The Df shows a weak negative correlation with quartz content (R² = 0.28) and a weak positive correlation with total clay content (R² = 0.24), but no significant correlation with feldspar and carbonate content (Figure 11). Df decreases as quartz content increases (Figure 11a), likely because the relatively smooth surface of quartz grains reduce the abundance of micropores (Figure 6c,d), thereby lowering pore structure irregularity and heterogeneity. This trend is consistent with previous findings [19,20]. Although feldspar and carbonate minerals can increase dissolution porosity and reduce pore structure heterogeneity [14,21], in this study their effect on Df is minimal. This may be because dissolution and intragranular pores within feldspar and carbonate are often isolated or nano-sized, making them difficult to characterize fully via high-pressure mercury intrusion (Figure 11c,d).

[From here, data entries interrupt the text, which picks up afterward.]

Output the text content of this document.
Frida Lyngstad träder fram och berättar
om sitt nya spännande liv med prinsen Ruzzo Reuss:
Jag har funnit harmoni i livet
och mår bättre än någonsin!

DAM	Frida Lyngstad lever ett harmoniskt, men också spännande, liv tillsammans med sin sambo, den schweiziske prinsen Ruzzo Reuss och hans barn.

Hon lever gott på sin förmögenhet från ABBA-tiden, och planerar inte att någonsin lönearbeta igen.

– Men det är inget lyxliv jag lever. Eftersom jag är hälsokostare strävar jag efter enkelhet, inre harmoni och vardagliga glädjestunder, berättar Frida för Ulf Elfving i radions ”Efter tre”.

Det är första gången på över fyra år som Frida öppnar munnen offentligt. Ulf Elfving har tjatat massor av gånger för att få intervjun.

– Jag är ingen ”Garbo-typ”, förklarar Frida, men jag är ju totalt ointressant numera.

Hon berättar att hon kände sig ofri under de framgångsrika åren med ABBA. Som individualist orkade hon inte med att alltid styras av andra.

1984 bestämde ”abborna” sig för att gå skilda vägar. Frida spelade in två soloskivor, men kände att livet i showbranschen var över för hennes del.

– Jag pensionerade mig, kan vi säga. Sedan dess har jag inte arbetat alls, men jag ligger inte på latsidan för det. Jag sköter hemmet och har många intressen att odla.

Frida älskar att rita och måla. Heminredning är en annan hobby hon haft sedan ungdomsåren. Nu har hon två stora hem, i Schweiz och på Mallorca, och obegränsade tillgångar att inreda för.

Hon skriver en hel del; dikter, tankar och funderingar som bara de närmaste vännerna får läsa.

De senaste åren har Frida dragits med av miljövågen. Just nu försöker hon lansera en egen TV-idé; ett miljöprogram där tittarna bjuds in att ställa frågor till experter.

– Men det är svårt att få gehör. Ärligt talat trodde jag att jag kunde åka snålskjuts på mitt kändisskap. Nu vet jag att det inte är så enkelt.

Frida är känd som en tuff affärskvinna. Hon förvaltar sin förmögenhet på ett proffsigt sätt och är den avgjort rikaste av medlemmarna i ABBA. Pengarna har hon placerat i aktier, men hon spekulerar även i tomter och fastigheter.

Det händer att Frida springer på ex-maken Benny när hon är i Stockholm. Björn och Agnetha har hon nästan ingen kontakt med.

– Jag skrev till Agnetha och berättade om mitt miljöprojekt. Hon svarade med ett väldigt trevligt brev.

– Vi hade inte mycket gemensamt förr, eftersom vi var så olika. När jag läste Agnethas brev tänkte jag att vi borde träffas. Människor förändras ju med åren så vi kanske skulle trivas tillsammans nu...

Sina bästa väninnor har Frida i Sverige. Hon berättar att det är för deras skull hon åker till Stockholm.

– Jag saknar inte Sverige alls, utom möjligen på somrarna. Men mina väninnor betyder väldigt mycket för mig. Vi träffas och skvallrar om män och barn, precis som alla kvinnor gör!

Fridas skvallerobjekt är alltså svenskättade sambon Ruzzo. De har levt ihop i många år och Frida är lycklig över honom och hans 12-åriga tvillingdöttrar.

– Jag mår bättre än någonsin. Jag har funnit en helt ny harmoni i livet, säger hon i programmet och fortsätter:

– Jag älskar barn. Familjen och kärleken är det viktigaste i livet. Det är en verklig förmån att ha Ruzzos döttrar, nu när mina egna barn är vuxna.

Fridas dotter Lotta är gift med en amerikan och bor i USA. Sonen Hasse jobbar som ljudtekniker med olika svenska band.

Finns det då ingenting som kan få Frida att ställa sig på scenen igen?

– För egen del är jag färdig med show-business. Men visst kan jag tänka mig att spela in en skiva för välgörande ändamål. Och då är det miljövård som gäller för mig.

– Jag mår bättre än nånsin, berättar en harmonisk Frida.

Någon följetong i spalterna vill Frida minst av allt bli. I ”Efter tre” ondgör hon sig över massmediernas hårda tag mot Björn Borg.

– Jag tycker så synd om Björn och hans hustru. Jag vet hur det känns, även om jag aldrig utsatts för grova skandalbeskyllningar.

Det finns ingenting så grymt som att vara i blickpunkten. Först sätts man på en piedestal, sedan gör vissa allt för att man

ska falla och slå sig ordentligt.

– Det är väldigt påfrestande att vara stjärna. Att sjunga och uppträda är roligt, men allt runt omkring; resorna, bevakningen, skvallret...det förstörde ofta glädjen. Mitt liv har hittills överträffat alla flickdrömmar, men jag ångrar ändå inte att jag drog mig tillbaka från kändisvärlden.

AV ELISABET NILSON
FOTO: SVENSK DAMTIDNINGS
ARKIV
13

In contrast, higher clay content tends to increase pore structure complexity and heterogeneity, resulting in higher Df values (Figure 11b) [8,16,18]. Clay minerals typically occur between grains, impeding fluid flow through intergranular pores and microfractures, and thereby enhancing pore-throat tortuosity (Figure 6b,d,f–h). However, the impact varies by clay mineral type (Figure 12): Df shows a weak positive correlation with illite-smectite mixed layer (R² = 0.44) and illite (R² = 0.29), but a weak negative correlation with kaolinite (R² = 0.52) and no significant correlation with chlorite (R² = 0.01). Illite and illite-smectite mixed layer clays, with their fibrous or filamentous morphologies and rough surfaces, tend to occlude pore throats and increase heterogeneity (Figure 12a,c) [8,16,18]. In contrast, kaolinite, often formed from feldspar alteration, has a smoother, platy or accordion-like morphology that reduces pore-throat complexity even when present in pore-filling positions (Figure 12b) [8,17,18,22]. Overall, higher illite-smectite mixed layer and illite contents correspond to higher Df, while higher kaolinite content is associated with lower Df, indicating that clay types exerts distinct and contrasting influence on reservoir quality in tight sandstones.

6. Conclusions

The pore structure of the tight sandstones in the second member of the Ed Formation, Nanpu Sag, is dominated by residual intergranular pores, intragranular pores, microfractures, and micropores within clay aggregates. Pore sizes are mainly in the nano- to micrometer range. High-pressure mercury intrusion data indicate that these reservoirs posses highly complex and heterogeneous pore systems. The Df shows a strong negative correlation with permeability, with permeability decreasing exponentially as Df increases. Higher Df values correspond to smaller pore sizes, more complex pore shapes, and greater heterogeneity. Mineral composition also influences Df: lower quartz content and higher clay content are associated with higher Df values. Among clay minerals, illite-smectite mixed layer and illite contents show a positive relationship with Df, whereas kaolinite content exhibits a negative relationship.